La raffinazione in Italia e in Europa attraversa un momento di crisi e per questo il progetto dell’Eni per Gela rappresenta l’unica soluzione possibile e a costo zero per lo Stato per provare a salvare l’impianto dalla chiusura definitiva.
A crederlo è Davide Tabarelli, economista esperto in materia energetica e presidente di Nomisma Energia, che in una conversazione con Formiche.net spiega perché i sindacati, che ieri hanno guidato uno sciopero nazionale contro la riconversione del petrolchimico, sbagliano bersaglio.
Perché i sindacati stanno protestando contro il piano di Eni per Gela?
Perché sono sempre in ritardo e arrivano quando i buoi sono ormai scappati. Il compito dei sindacati deve essere quello di intervenire in anticipo nel definire con l’azienda una strategia industriale e non arrivare solo per ottenere ore di cassa integrazione il cui costo va poi a spalmarsi sull’intera comunità.
È giusta la strategia di Eni?
In base alla logica industriale e finanziaria, Gela andava chiusa già vent’anni fa. Si è fortemente indebolita con il venir meno di un’industria chimica di base nazionale. La strada scelta da Eni, quella della riconversione, è l’unica possibile.
È fattibile il progetto di riconversione annunciato da Eni?
È una speranza flebile, viene fatto per mantenere in vita un presidio e per tenere contenti i sindacati, evitando conflitti sociali, come già avvenuto in passato. Tuttavia mi sembra un esempio unico nel suo genere, in un campo, quello dei biocarburanti, che fa fatica a decollare. Ma visto lo stato delle cose, Eni fa bene a provare con la chimica verde.

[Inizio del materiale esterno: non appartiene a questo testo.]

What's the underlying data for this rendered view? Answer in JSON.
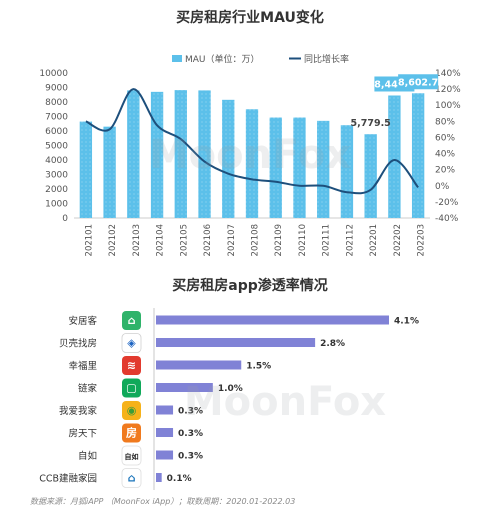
{
  "chart_data": [
    {
      "type": "bar+line",
      "title": "买房租房行业MAU变化",
      "categories": [
        "202101",
        "202102",
        "202103",
        "202104",
        "202105",
        "202106",
        "202107",
        "202108",
        "202109",
        "202110",
        "202111",
        "202112",
        "202201",
        "202202",
        "202203"
      ],
      "series": [
        {
          "name": "MAU（单位：万）",
          "type": "bar",
          "axis": "left",
          "values": [
            6650,
            6300,
            8800,
            8700,
            8820,
            8800,
            8150,
            7500,
            6930,
            6930,
            6700,
            6400,
            5779.5,
            8449.1,
            8602.7
          ]
        },
        {
          "name": "同比增长率",
          "type": "line",
          "axis": "right",
          "values": [
            0.8,
            0.7,
            1.2,
            0.75,
            0.58,
            0.3,
            0.15,
            0.08,
            0.05,
            0.0,
            0.0,
            -0.08,
            -0.05,
            0.32,
            -0.02
          ]
        }
      ],
      "data_labels": [
        {
          "index": 12,
          "text": "5,779.5"
        },
        {
          "index": 13,
          "text": "8,449.1"
        },
        {
          "index": 14,
          "text": "8,602.7"
        }
      ],
      "y_left": {
        "min": 0,
        "max": 10000,
        "ticks": [
          "0",
          "1000",
          "2000",
          "3000",
          "4000",
          "5000",
          "6000",
          "7000",
          "8000",
          "9000",
          "10000"
        ]
      },
      "y_right": {
        "min": -0.4,
        "max": 1.4,
        "ticks": [
          "-40%",
          "-20%",
          "0%",
          "20%",
          "40%",
          "60%",
          "80%",
          "100%",
          "120%",
          "140%"
        ]
      },
      "legend_position": "top",
      "colors": {
        "bar": "#5cc0ea",
        "line": "#1d4f7c",
        "label_box": "#5cc0ea"
      }
    },
    {
      "type": "bar",
      "orientation": "horizontal",
      "title": "买房租房app渗透率情况",
      "categories": [
        "安居客",
        "贝壳找房",
        "幸福里",
        "链家",
        "我爱我家",
        "房天下",
        "自如",
        "CCB建融家园"
      ],
      "values": [
        4.1,
        2.8,
        1.5,
        1.0,
        0.3,
        0.3,
        0.3,
        0.1
      ],
      "value_labels": [
        "4.1%",
        "2.8%",
        "1.5%",
        "1.0%",
        "0.3%",
        "0.3%",
        "0.3%",
        "0.1%"
      ],
      "icons": [
        {
          "name": "anjuke-app-icon",
          "bg": "#2fb36a",
          "glyph": "⌂",
          "text": "#ffffff"
        },
        {
          "name": "beike-app-icon",
          "bg": "#ffffff",
          "glyph": "◈",
          "text": "#1a63c2",
          "border": "#d0d0d0"
        },
        {
          "name": "xingfuli-app-icon",
          "bg": "#e23a2e",
          "glyph": "≋",
          "text": "#ffffff"
        },
        {
          "name": "lianjia-app-icon",
          "bg": "#0fa95a",
          "glyph": "▢",
          "text": "#ffffff"
        },
        {
          "name": "5i5j-app-icon",
          "bg": "#f6b21a",
          "glyph": "◉",
          "text": "#3a9d3a"
        },
        {
          "name": "fang-app-icon",
          "bg": "#f07a1e",
          "glyph": "房",
          "text": "#ffffff"
        },
        {
          "name": "ziroom-app-icon",
          "bg": "#ffffff",
          "glyph": "自如",
          "text": "#222222",
          "border": "#dddddd"
        },
        {
          "name": "ccb-app-icon",
          "bg": "#ffffff",
          "glyph": "⌂",
          "text": "#1b75bb",
          "border": "#dddddd"
        }
      ],
      "colors": {
        "bar": "#8082d6"
      }
    }
  ],
  "watermark": "MoonFox",
  "footer": {
    "source": "数据来源：月狐iAPP （MoonFox iApp）；取数周期：2020.01-2022.03"
  }
}
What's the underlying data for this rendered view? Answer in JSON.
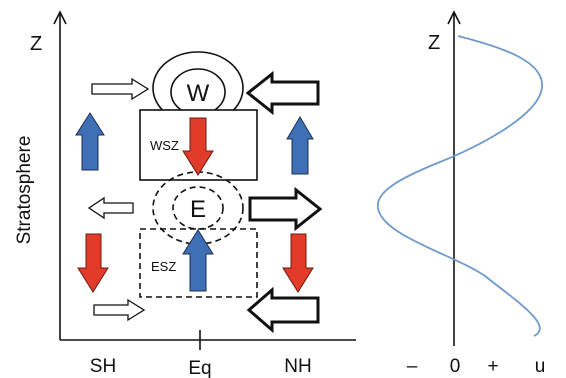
{
  "left_panel": {
    "z_axis_label": "Z",
    "y_axis_title": "Stratosphere",
    "x_tick_labels": [
      "SH",
      "Eq",
      "NH"
    ],
    "westerly_circle_label": "W",
    "easterly_circle_label": "E",
    "westerly_shear_zone_label": "WSZ",
    "easterly_shear_zone_label": "ESZ"
  },
  "right_panel": {
    "z_axis_label": "Z",
    "x_tick_labels": [
      "–",
      "0",
      "+",
      "u"
    ]
  },
  "colors": {
    "ascent_arrow": "#3f6fb5",
    "descent_arrow": "#e23b2a",
    "profile_curve": "#6f9acb",
    "outline": "#111111"
  },
  "icons": {
    "vertical_up": "blue-up-arrow-icon",
    "vertical_down": "red-down-arrow-icon",
    "horizontal_flow": "hollow-horizontal-arrow-icon"
  }
}
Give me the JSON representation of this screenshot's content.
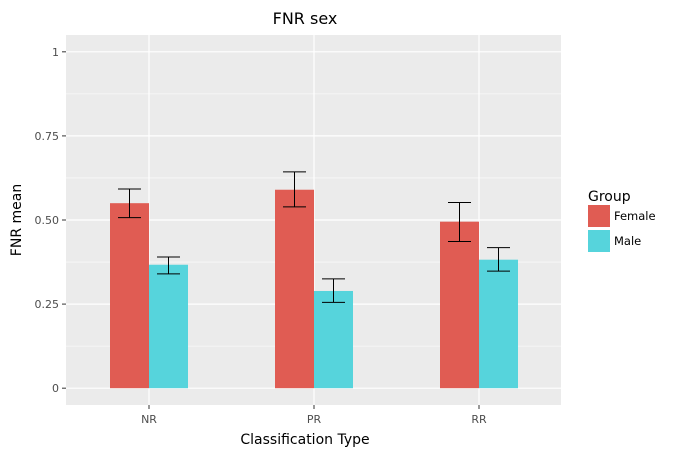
{
  "chart_data": {
    "type": "bar",
    "title": "FNR sex",
    "xlabel": "Classification Type",
    "ylabel": "FNR mean",
    "categories": [
      "NR",
      "PR",
      "RR"
    ],
    "ylim": [
      -0.05,
      1.05
    ],
    "yticks": [
      0,
      0.25,
      0.5,
      0.75,
      1
    ],
    "ytick_labels": [
      "0",
      "0.25",
      "0.50",
      "0.75",
      "1"
    ],
    "grid": true,
    "legend": {
      "title": "Group",
      "placement": "right"
    },
    "series": [
      {
        "name": "Female",
        "color": "#e05c53",
        "values": [
          0.55,
          0.59,
          0.495
        ],
        "error_low": [
          0.507,
          0.539,
          0.436
        ],
        "error_high": [
          0.592,
          0.643,
          0.552
        ]
      },
      {
        "name": "Male",
        "color": "#56d4dc",
        "values": [
          0.367,
          0.289,
          0.382
        ],
        "error_low": [
          0.34,
          0.255,
          0.348
        ],
        "error_high": [
          0.39,
          0.325,
          0.418
        ]
      }
    ],
    "panel_background": "#ebebeb",
    "grid_color": "#ffffff"
  }
}
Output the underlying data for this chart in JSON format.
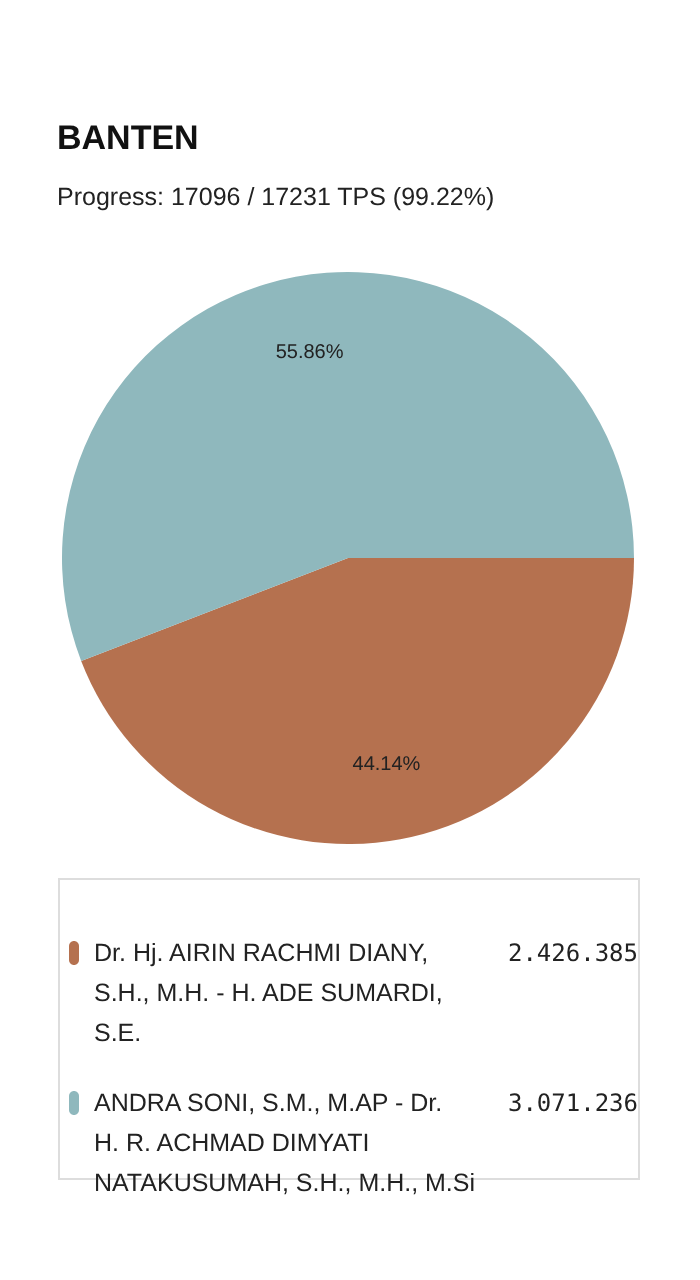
{
  "chart_data": {
    "type": "pie",
    "title": "BANTEN",
    "subtitle": "Progress: 17096 / 17231 TPS (99.22%)",
    "categories": [
      "Dr. Hj. AIRIN RACHMI DIANY, S.H., M.H. - H. ADE SUMARDI, S.E.",
      "ANDRA SONI, S.M., M.AP - Dr. H. R. ACHMAD DIMYATI NATAKUSUMAH, S.H., M.H., M.Si"
    ],
    "values": [
      44.14,
      55.86
    ],
    "annotations": [
      "2.426.385",
      "3.071.236"
    ],
    "value_labels": [
      "44.14%",
      "55.86%"
    ],
    "colors": [
      "#b5714f",
      "#8fb8bd"
    ],
    "legend": "bottom"
  }
}
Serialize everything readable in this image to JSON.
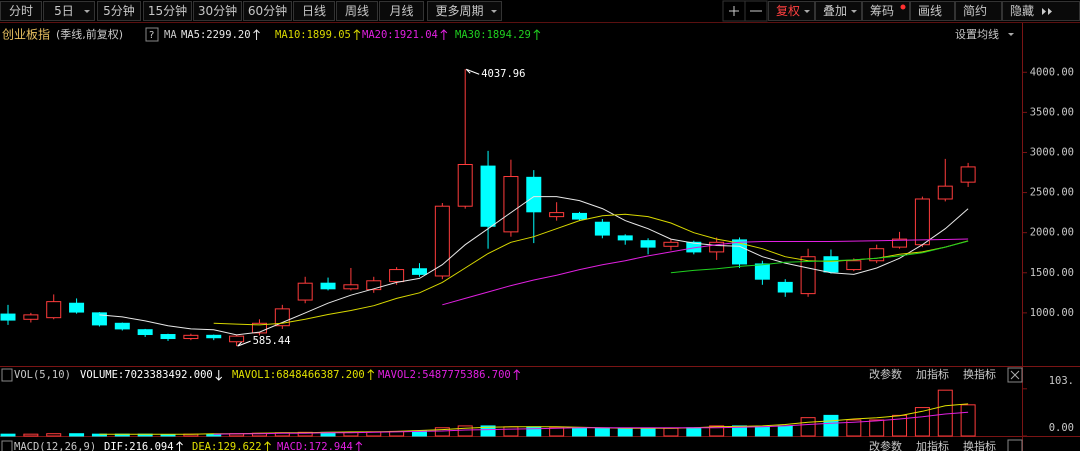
{
  "toolbar": {
    "periods": [
      "分时",
      "5日",
      "5分钟",
      "15分钟",
      "30分钟",
      "60分钟",
      "日线",
      "周线",
      "月线",
      "更多周期"
    ],
    "tools": [
      "复权",
      "叠加",
      "筹码",
      "画线",
      "简约",
      "隐藏"
    ]
  },
  "chart_data": [
    {
      "type": "candlestick",
      "title": "创业板指",
      "subtitle": "(季线,前复权)",
      "indicator": "MA",
      "settings_button": "设置均线",
      "open": [
        985,
        920,
        940,
        1120,
        1000,
        870,
        790,
        730,
        680,
        720,
        640,
        750,
        840,
        1160,
        1370,
        1300,
        1290,
        1390,
        1550,
        1460,
        2330,
        2830,
        2010,
        2690,
        2200,
        2240,
        2130,
        1960,
        1900,
        1830,
        1880,
        1760,
        1910,
        1610,
        1380,
        1240,
        1700,
        1540,
        1650,
        1820,
        1850,
        2420,
        2630
      ],
      "high": [
        1100,
        1000,
        1230,
        1180,
        1010,
        880,
        800,
        740,
        740,
        730,
        730,
        920,
        1100,
        1450,
        1440,
        1560,
        1450,
        1570,
        1620,
        2370,
        4037.96,
        3020,
        2910,
        2780,
        2380,
        2260,
        2170,
        1980,
        1930,
        1920,
        1900,
        1940,
        1940,
        1650,
        1420,
        1800,
        1790,
        1680,
        1850,
        2010,
        2450,
        2920,
        2870
      ],
      "low": [
        850,
        880,
        920,
        990,
        830,
        780,
        700,
        650,
        660,
        660,
        585.44,
        720,
        800,
        1120,
        1280,
        1280,
        1250,
        1350,
        1450,
        1420,
        2300,
        1800,
        1950,
        1870,
        2150,
        2150,
        1930,
        1850,
        1730,
        1780,
        1730,
        1660,
        1560,
        1350,
        1200,
        1200,
        1490,
        1520,
        1620,
        1800,
        1820,
        2390,
        2570
      ],
      "close": [
        910,
        975,
        1140,
        1010,
        850,
        800,
        730,
        680,
        720,
        690,
        710,
        870,
        1050,
        1370,
        1300,
        1350,
        1400,
        1540,
        1480,
        2330,
        2850,
        2080,
        2700,
        2260,
        2250,
        2170,
        1970,
        1910,
        1820,
        1880,
        1760,
        1880,
        1610,
        1420,
        1260,
        1700,
        1510,
        1650,
        1800,
        1920,
        2420,
        2580,
        2820
      ],
      "up_color": "#ff3c3c",
      "down_color": "#00ffff",
      "max_label": "4037.96",
      "min_label": "585.44",
      "ylim": [
        350,
        4340
      ],
      "yticks": [
        {
          "value": 1000,
          "label": "1000.00"
        },
        {
          "value": 1500,
          "label": "1500.00"
        },
        {
          "value": 2000,
          "label": "2000.00"
        },
        {
          "value": 2500,
          "label": "2500.00"
        },
        {
          "value": 3000,
          "label": "3000.00"
        },
        {
          "value": 3500,
          "label": "3500.00"
        },
        {
          "value": 4000,
          "label": "4000.00"
        }
      ],
      "series": [
        {
          "name": "MA5:2299.20",
          "color": "#e8e8e8",
          "values": [
            null,
            null,
            null,
            null,
            975,
            950,
            900,
            840,
            800,
            790,
            725,
            760,
            880,
            1000,
            1120,
            1220,
            1300,
            1380,
            1430,
            1600,
            1850,
            2050,
            2250,
            2450,
            2450,
            2400,
            2300,
            2150,
            2050,
            1920,
            1870,
            1840,
            1830,
            1700,
            1620,
            1560,
            1500,
            1480,
            1560,
            1680,
            1850,
            2050,
            2299.2
          ]
        },
        {
          "name": "MA10:1899.05",
          "color": "#d8d800",
          "values": [
            null,
            null,
            null,
            null,
            null,
            null,
            null,
            null,
            null,
            870,
            860,
            850,
            870,
            920,
            980,
            1030,
            1090,
            1180,
            1250,
            1380,
            1560,
            1740,
            1880,
            1950,
            2050,
            2150,
            2210,
            2230,
            2200,
            2120,
            2000,
            1920,
            1870,
            1800,
            1700,
            1650,
            1640,
            1660,
            1680,
            1730,
            1760,
            1820,
            1899.05
          ]
        },
        {
          "name": "MA20:1921.04",
          "color": "#e020e0",
          "values": [
            null,
            null,
            null,
            null,
            null,
            null,
            null,
            null,
            null,
            null,
            null,
            null,
            null,
            null,
            null,
            null,
            null,
            null,
            null,
            1100,
            1180,
            1260,
            1340,
            1410,
            1470,
            1540,
            1600,
            1650,
            1710,
            1760,
            1810,
            1850,
            1880,
            1890,
            1890,
            1890,
            1890,
            1895,
            1900,
            1905,
            1910,
            1915,
            1921.04
          ]
        },
        {
          "name": "MA30:1894.29",
          "color": "#20d020",
          "values": [
            null,
            null,
            null,
            null,
            null,
            null,
            null,
            null,
            null,
            null,
            null,
            null,
            null,
            null,
            null,
            null,
            null,
            null,
            null,
            null,
            null,
            null,
            null,
            null,
            null,
            null,
            null,
            null,
            null,
            1500,
            1530,
            1550,
            1580,
            1600,
            1630,
            1640,
            1650,
            1660,
            1680,
            1710,
            1750,
            1820,
            1894.29
          ]
        }
      ]
    },
    {
      "type": "volume",
      "title": "VOL(5,10)",
      "buttons": [
        "改参数",
        "加指标",
        "换指标"
      ],
      "ylim": [
        0,
        120
      ],
      "yticks": [
        {
          "value": 103,
          "label": "103."
        },
        {
          "value": 0,
          "label": "0.00"
        }
      ],
      "series": [
        {
          "name": "VOLUME:7023383492.000",
          "color": "#ffffff",
          "values": [
            4,
            4,
            5,
            5,
            4,
            4,
            4,
            3,
            4,
            4,
            5,
            6,
            7,
            8,
            8,
            8,
            9,
            10,
            11,
            18,
            22,
            22,
            20,
            20,
            18,
            18,
            17,
            17,
            16,
            17,
            18,
            22,
            22,
            20,
            22,
            40,
            45,
            35,
            35,
            45,
            62,
            100,
            68
          ]
        },
        {
          "name": "MAVOL1:6848466387.200",
          "color": "#e0e000",
          "values": [
            null,
            null,
            null,
            null,
            4,
            4,
            4,
            4,
            4,
            5,
            5,
            6,
            7,
            7,
            8,
            9,
            9,
            10,
            12,
            14,
            17,
            19,
            20,
            20,
            20,
            19,
            18,
            17,
            17,
            17,
            18,
            20,
            21,
            22,
            25,
            30,
            33,
            37,
            40,
            44,
            54,
            66,
            70
          ]
        },
        {
          "name": "MAVOL2:5487775386.700",
          "color": "#e020e0",
          "values": [
            null,
            null,
            null,
            null,
            null,
            null,
            null,
            null,
            null,
            4,
            5,
            5,
            6,
            6,
            7,
            7,
            8,
            9,
            10,
            11,
            13,
            14,
            15,
            16,
            17,
            18,
            18,
            18,
            18,
            18,
            18,
            18,
            19,
            20,
            22,
            25,
            28,
            30,
            33,
            37,
            42,
            48,
            52
          ]
        }
      ]
    }
  ],
  "macd_panel": {
    "title": "MACD(12,26,9)",
    "lines": [
      {
        "text": "DIF:216.094",
        "color": "#ffffff"
      },
      {
        "text": "DEA:129.622",
        "color": "#e0e000"
      },
      {
        "text": "MACD:172.944",
        "color": "#e020e0"
      }
    ],
    "buttons": [
      "改参数",
      "加指标",
      "换指标"
    ]
  }
}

Non immagina strade alternative?
La scelta più giusta sarebbe quella di ricorrere all’idea per cui lo stabilimento era nato per volere dello stesso Enrico Mattei, cioè sfruttare gli ampi giacimenti petroliferi sotto il territorio siciliano e lavorarne il greggio pesante. Ma i veti ambientalisti, come in tutta Italia, lo impediscono, procurando un danno non solo alla regione ma a tutto il sistema nazionale. Dove sono i sindacati davanti a queste proposte di buon senso? Dove sono quando bisogna difendere l’industria che porta ricchezza e sviluppo? Il caso di Gela non è purtroppo diverso da quello che da anni vede uno scontro tra magistratura, industria e capitale.
Sono davvero poco redditizie le nostre raffinerie?
I margini sono stati negativi negli ultimi due anni. Società come Eni sopravvivono perché hanno forti guadagni derivanti dall’estrazione, ma il nuovo management si trova davanti alla scelta inevitabile di realizzare una pesante ristrutturazione.
C’è una ristrutturazione del settore in tutt’Europa?
Sì, non è solo un problema italiano, ma di tutto il continente. C’è un trend di calo della domanda europea, con un aumento delle importazioni dall’Asia e meno esportazioni verso gli Usa. Altri impianti saranno destinati a chiudere.